“Corrosively funny.... Nora—a not-quite 40 schoolteacher as disappointed in her Katy Perry-obsessed students as she is in her own failed potential—finds her dormant creative passions awakened by a student’s worldly mother, an artist who shows in Paris. An ardent friendship unfolds, ending in a betrayal that unleashes in Nora an eloquent, primal rage. Fifty years ago, Simone de Beauvoir faulted creative women for their unwillingness to "dare to irritate, explore, explode," Two generations later, anger this combustible still feels refreshing.
Megan O’Grady - Vogue
Nora Eldridge, a schoolteacher who dreams of being an artist, is angry, cynical, and quietly desperate. Then she meets the Shahid family: Sirena, Skandar, and Reza, a student in Nora’s third-grade class.... When Sirena asks Nora to share an artists’ studio, Nora falls in love with each exotic Shahid in turn... But after freeing Nora from herself, the Shahids betray her.... As with other Messud characters, these too are hard to love; few would want to know the unpalatable Nora, so full of self-loathing, nor the self-important Shahids.
It shows Messud at the height of her considerable powers, articulating the quandary of being alive and sentient, covetous and confused in the twenty-first century.... The Woman Upstairs is an extraordinary novel, a psychological suspense story of the highest sort that will leave you thinking about its implications for days afterward. Messud’s skills are all on display here, [in] a work of fiction that is not just beautifully observed but also palpably inhabited by its gifted writer in a manner she has not quite dared attempt before.
Daphne Merkin - Bookforum
(Starred review.) With exhilarating velocity, fury, and wit, the superlative Messud immolates an iconic figure—the good, quiet, self-sacrificing woman.... Nora, our archly funny, venomous, and raging narrator, recounts her thirty-seventh year, when she was living alone and teaching third grade after the death of her mother.... Messud’s scorching social anatomy, red-hot psychology, galvanizing story, and incandescent language make for an all-circuits-firing novel about enthrallment, ambition, envy, and betrayal. A tour de force portraying a no longer invisible or silent "woman upstairs." —Donna Seaman
(Starred review.) A self-described "good girl" lifts her mask in Messud's scarifying new novel. "How angry am I?" Nora Eldridge rhetorically asks in her opening sentence. "You don't want to know." But she tells us anyway.... So when the exotic Shahid family enters her life in the fall of 2004, Nora sees them as saviors.
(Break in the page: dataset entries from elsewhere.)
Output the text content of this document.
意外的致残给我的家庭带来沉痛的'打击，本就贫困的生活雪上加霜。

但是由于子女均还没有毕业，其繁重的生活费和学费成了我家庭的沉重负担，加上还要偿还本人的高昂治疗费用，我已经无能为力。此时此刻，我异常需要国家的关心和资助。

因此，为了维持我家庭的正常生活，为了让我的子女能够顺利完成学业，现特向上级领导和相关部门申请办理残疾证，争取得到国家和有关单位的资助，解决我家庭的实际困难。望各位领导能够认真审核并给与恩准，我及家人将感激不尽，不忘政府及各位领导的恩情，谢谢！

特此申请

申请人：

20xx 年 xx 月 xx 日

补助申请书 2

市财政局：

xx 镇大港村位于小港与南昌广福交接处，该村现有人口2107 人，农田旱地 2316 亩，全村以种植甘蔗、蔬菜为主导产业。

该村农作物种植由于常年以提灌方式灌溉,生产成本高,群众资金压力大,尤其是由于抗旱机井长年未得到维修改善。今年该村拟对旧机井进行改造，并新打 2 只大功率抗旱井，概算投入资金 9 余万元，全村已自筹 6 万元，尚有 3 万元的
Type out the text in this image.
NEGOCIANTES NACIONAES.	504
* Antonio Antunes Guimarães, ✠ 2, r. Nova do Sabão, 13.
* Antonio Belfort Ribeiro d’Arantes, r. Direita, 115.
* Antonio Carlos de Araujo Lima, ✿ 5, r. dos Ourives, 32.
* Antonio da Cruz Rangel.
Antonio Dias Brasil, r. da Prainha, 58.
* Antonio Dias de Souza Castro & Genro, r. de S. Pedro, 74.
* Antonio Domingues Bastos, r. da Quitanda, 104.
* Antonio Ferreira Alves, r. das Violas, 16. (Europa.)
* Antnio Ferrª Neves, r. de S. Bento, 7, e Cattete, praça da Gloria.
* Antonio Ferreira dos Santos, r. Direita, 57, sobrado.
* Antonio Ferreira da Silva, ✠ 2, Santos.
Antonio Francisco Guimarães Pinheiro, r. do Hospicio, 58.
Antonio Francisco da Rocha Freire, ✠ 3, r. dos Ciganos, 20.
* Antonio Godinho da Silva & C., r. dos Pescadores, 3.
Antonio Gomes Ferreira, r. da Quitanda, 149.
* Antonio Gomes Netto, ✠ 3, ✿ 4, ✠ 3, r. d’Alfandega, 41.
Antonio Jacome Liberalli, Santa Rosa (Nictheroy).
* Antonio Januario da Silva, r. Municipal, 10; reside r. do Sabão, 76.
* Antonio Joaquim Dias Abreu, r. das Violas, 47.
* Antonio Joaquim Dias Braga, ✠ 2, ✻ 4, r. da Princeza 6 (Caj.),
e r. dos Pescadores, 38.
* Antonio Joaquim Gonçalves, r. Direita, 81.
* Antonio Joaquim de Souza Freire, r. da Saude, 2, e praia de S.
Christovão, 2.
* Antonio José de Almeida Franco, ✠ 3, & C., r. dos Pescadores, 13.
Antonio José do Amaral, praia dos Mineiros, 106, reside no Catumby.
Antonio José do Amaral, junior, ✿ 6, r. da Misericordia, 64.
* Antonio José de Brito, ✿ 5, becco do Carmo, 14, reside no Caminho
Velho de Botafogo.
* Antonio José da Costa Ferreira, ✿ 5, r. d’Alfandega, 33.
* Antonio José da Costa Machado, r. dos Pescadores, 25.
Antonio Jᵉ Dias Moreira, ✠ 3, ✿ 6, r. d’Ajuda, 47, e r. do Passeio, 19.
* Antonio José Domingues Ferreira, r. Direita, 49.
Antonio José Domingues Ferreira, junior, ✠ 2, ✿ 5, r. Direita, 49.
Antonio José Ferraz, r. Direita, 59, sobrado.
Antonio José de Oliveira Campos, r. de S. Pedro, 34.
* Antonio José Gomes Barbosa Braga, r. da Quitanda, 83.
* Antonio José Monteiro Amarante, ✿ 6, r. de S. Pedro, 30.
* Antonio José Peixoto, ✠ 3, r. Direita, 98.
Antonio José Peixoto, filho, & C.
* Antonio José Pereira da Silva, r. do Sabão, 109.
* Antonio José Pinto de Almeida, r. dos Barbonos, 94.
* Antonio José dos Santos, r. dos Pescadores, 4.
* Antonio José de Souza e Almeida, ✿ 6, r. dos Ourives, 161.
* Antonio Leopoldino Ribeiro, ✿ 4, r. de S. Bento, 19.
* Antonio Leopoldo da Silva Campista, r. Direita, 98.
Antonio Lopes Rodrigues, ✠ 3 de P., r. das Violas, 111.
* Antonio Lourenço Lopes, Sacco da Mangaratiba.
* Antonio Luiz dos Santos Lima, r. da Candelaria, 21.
Reza is in her class ... his Italian mother, Sirena, [is] the kind of bold, assertive artist Nora longs to be.... [T]he story unfolds to reveal Sirena as something of a user...though it's unwise to credit Nora's jaundiced perceptions. Her untrustworthy, embittered narration...is an astonishing feat of creative imagination: at once self-lacerating and self-pitying, containing enough truth to induce squirms....[but] inspires little confidence that Nora can actually change her ways. Brilliant and terrifying.